OmniStrata wrote:Standard music works around beats of 8. Sometimes they're fast, sometimes they're slow... But if you can work with multiples of 8 [cut on every 1st, 2nd, 4th, beat] then you've got yourself a working amv with good synchro that won't bore the audience. If you ever want a scene to be 8 beats long, let's hope it's a scene worth having at 8 beats long...
This is sort of how I think as well. I usually try to make a storyboard divided into groups of 8 lines, like this:
-___04 (<- bar #)
- Wind me [1st beat in bar]
- Up,
- put me
- down [4th beat in bar]
- start me
- up and
- watch
-___05 me go [8th beat in bar]
-
And add the lyrics. Some might think this is overdone. It's a hassle to make, but it means you have to listen through the song very carefully to map it out and count all the beats, which means you learn the song very well. And you'd be surprised how much this kind of storyboard helps! It's great for putting down ideas for particular scenes in advance, before you start editing a video (maybe even before you have the source for it).

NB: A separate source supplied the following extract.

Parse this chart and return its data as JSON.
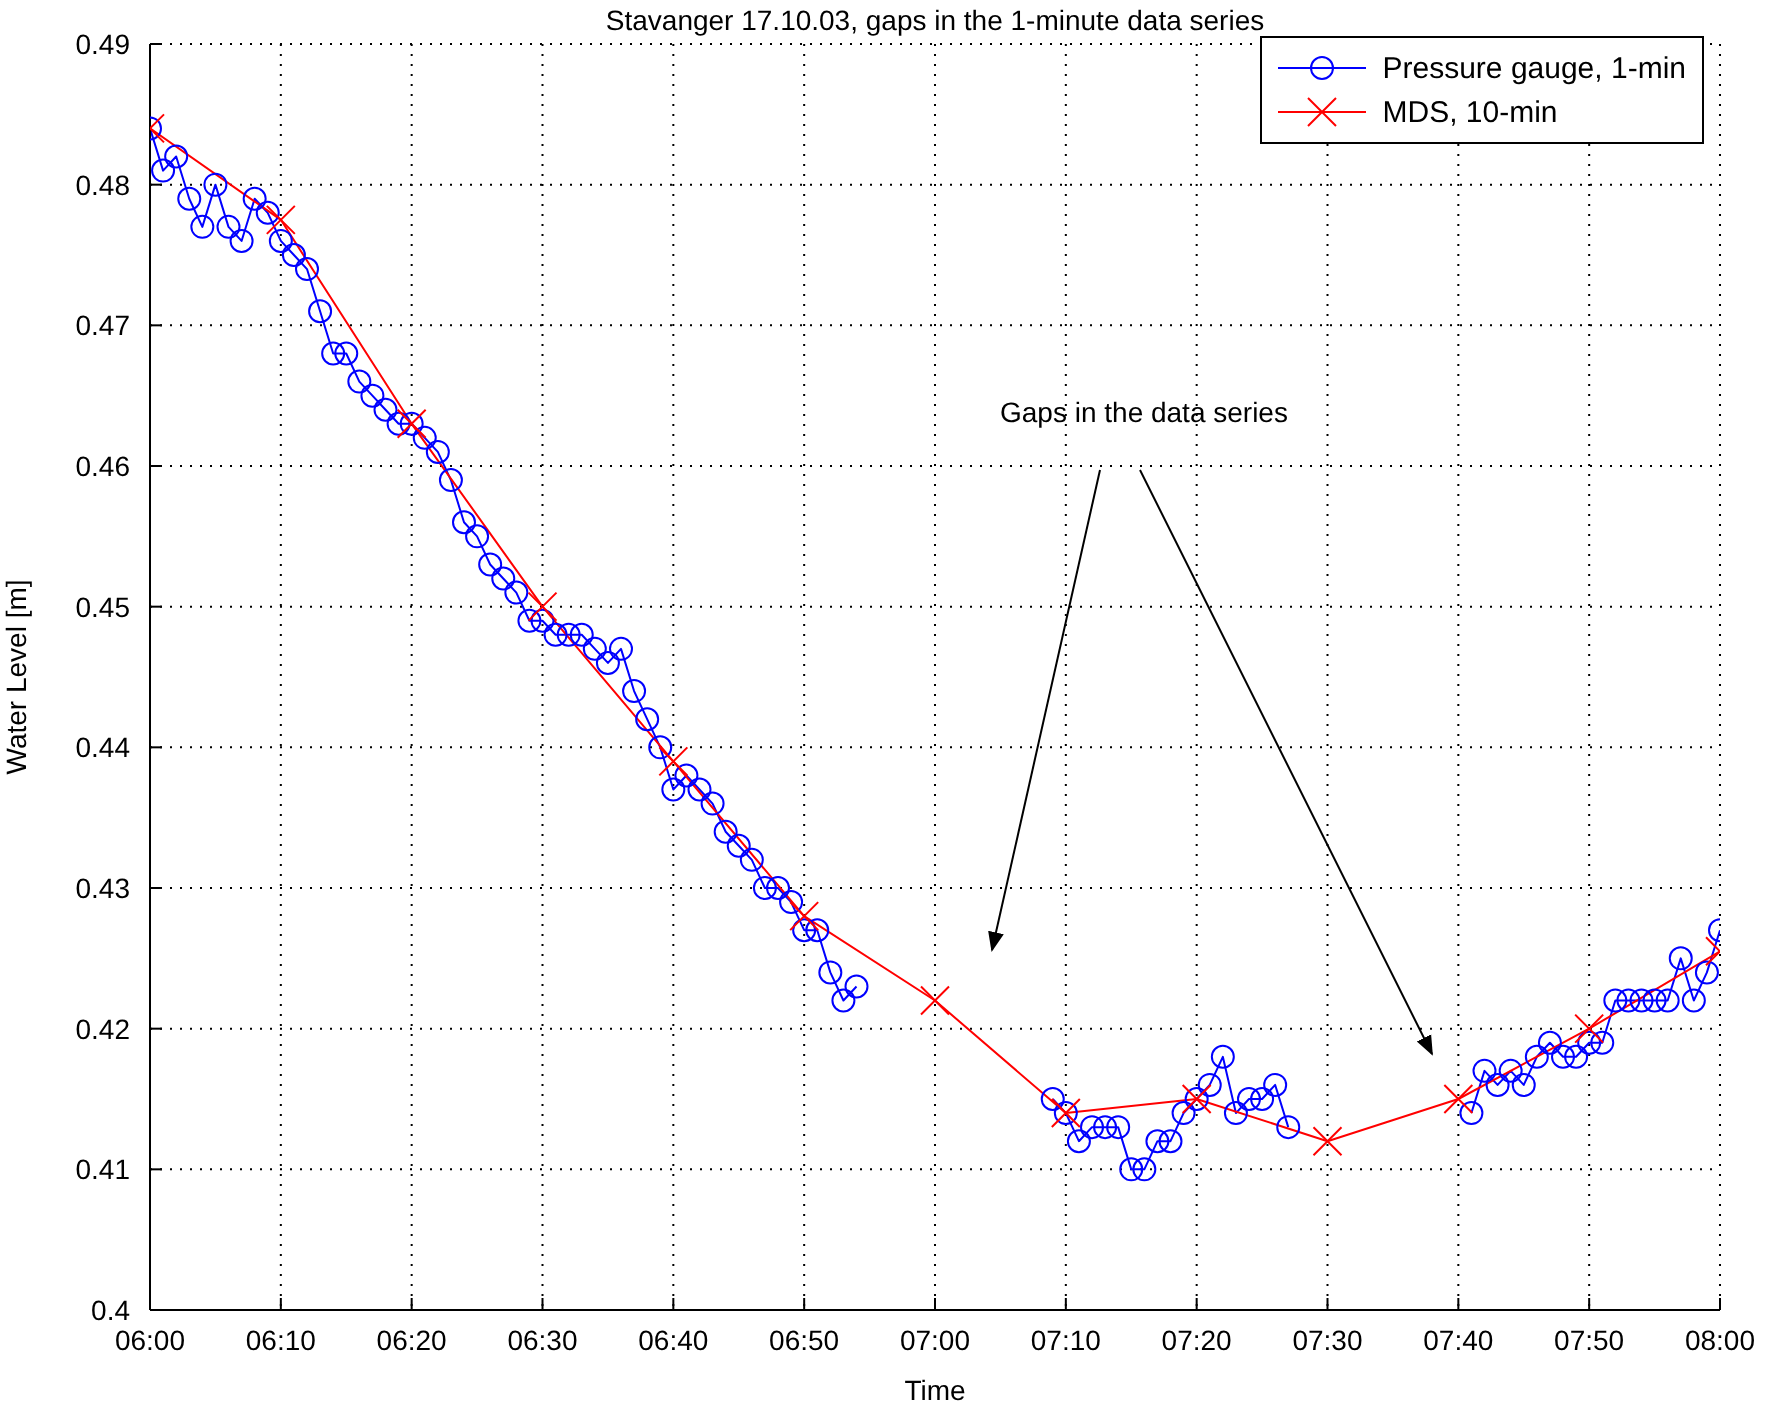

It also gives you a great overview over a video. You might have a great idea for one of the choruses, and at first you don't think it will matter which chorus you use that idea for. However, planning out the video like this makes you see how the whole song fits together, and you find that using a certain idea for a certain chorus has an impact on the parts of the song just before and just after it. This could mean you want to rearrange or rethink some scenes to make them fit better together, or it could even give you completely new ideas about interesting transitions between scenes that you wouldn't have thought of otherwise. On the whole, it makes you think of your video as a whole that needs to fit together tastefully.
Of course, this will not work for everyone. But even if you think it sounds like too much work, I really recommend doing it at least once; you won't notice the advantages until you try it out.